KENDARI — Komisi II DPRD Sulawesi Tenggara mulai mengencangkan pengawasan terhadap penyusunan APBD 2026. Dalam rapat kerja pra-perubahan APBD bersama sejumlah organisasi perangkat daerah (OPD) mitra, dewan menyebut anggaran daerah harus menghasilkan dampak nyata bagi masyarakat, bukan berhenti pada realisasi belanja semata.
Rapat yang dipimpin Ketua Komisi II DPRD Sultra, Syahrul Said, didampingi Sekretaris Komisi II Tya Roysman serta anggota Ardin, Yusman Fahim, dan LM Marshudi, menyoroti sektor pertanian, perikanan, peternakan, perkebunan, dan hortikultura. Sejumlah kepala OPD hadir langsung, di antaranya Kepala Dinas Kelautan dan Perikanan (DKP) Sultra Sri Resqina R. Laydi, Kepala Dinas Tanaman Pangan dan Peternakan Prof. Muhammad Taufik, serta Kepala Dinas Perkebunan dan Hortikultura Dr. La Ode Muhammad Rusdin Jaya.
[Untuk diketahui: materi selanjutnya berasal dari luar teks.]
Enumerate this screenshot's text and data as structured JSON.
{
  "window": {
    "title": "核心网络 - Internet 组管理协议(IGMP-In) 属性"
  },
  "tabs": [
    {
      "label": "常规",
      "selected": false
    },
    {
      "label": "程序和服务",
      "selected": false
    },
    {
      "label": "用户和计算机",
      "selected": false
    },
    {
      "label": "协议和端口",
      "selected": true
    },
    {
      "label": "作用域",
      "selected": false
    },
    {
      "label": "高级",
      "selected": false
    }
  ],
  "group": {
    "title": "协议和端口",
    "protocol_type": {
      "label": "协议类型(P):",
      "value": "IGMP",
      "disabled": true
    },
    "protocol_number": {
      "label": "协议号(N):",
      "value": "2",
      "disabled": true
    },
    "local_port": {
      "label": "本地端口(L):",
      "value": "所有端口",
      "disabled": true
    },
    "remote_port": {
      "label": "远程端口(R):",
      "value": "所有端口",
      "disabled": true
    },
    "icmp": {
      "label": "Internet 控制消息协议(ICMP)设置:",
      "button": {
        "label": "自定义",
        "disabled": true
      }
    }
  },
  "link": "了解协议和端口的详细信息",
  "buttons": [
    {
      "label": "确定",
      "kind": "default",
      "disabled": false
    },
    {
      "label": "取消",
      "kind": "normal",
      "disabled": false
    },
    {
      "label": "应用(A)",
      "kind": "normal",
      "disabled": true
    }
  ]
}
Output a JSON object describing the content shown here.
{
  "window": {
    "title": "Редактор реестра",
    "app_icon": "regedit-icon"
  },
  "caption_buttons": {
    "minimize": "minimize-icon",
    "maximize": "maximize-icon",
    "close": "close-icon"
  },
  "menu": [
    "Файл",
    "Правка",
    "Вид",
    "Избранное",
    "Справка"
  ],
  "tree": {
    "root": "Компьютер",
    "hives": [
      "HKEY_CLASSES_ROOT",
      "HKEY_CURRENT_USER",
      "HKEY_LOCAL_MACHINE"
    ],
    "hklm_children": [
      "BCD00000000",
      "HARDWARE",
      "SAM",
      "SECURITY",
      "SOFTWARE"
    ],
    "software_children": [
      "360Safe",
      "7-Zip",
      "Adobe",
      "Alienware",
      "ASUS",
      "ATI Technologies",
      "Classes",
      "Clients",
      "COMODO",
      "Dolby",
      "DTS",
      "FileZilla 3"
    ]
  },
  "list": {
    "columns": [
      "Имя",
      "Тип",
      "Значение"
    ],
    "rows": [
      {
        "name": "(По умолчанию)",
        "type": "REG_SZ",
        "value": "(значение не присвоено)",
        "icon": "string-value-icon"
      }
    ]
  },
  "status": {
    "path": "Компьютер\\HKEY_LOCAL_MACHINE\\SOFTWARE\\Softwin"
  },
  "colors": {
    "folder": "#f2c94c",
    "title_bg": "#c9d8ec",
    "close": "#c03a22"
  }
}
Sektor kelautan dan perikanan menjadi salah satu yang mendapat perhatian khusus. Kepala DKP Sultra, Sri Resqina R. Laydi, mengungkapkan adanya peluang besar yang bisa dimanfaatkan daerah pada 2026.
"Kita punya peluang besar. Di tahun 2026 ini ada peluang 1.000 titik Kampung Nelayan dari kementerian. Ini menjadi kesempatan bagi Sultra untuk memperkuat infrastruktur kawasan pesisir, termasuk Balai Jasa Dok dan Tempat Pelelangan Ikan agar aktivitas ekonomi nelayan semakin berkembang," ungkap Sri.
Dari sektor tanaman pangan, Pemprov Sultra menyiapkan strategi memperkuat kemandirian pangan. Kepala Dinas Tanaman Pangan dan Peternakan, Prof. Muhammad Taufik, memaparkan program pengembangan benih padi dan jagung unggul, peningkatan produktivitas lahan, hingga pembangunan infrastruktur penetasan ayam lokal untuk mengurangi ketergantungan pasokan dari luar daerah.
Ketua Komisi II DPRD Sultra, Syahrul Said, menegaskan target ambisius tersebut harus dibuktikan dengan perencanaan yang matang.
“Kami mendukung penuh setiap program yang benar-benar menyentuh kebutuhan masyarakat. Tetapi anggaran harus tepat sasaran, prosedural, dan mampu menghasilkan dampak nyata. Target peningkatan produktivitas pertanian hingga 9 ton per hektare harus dibuktikan melalui program yang terencana dengan baik,” tandasnya.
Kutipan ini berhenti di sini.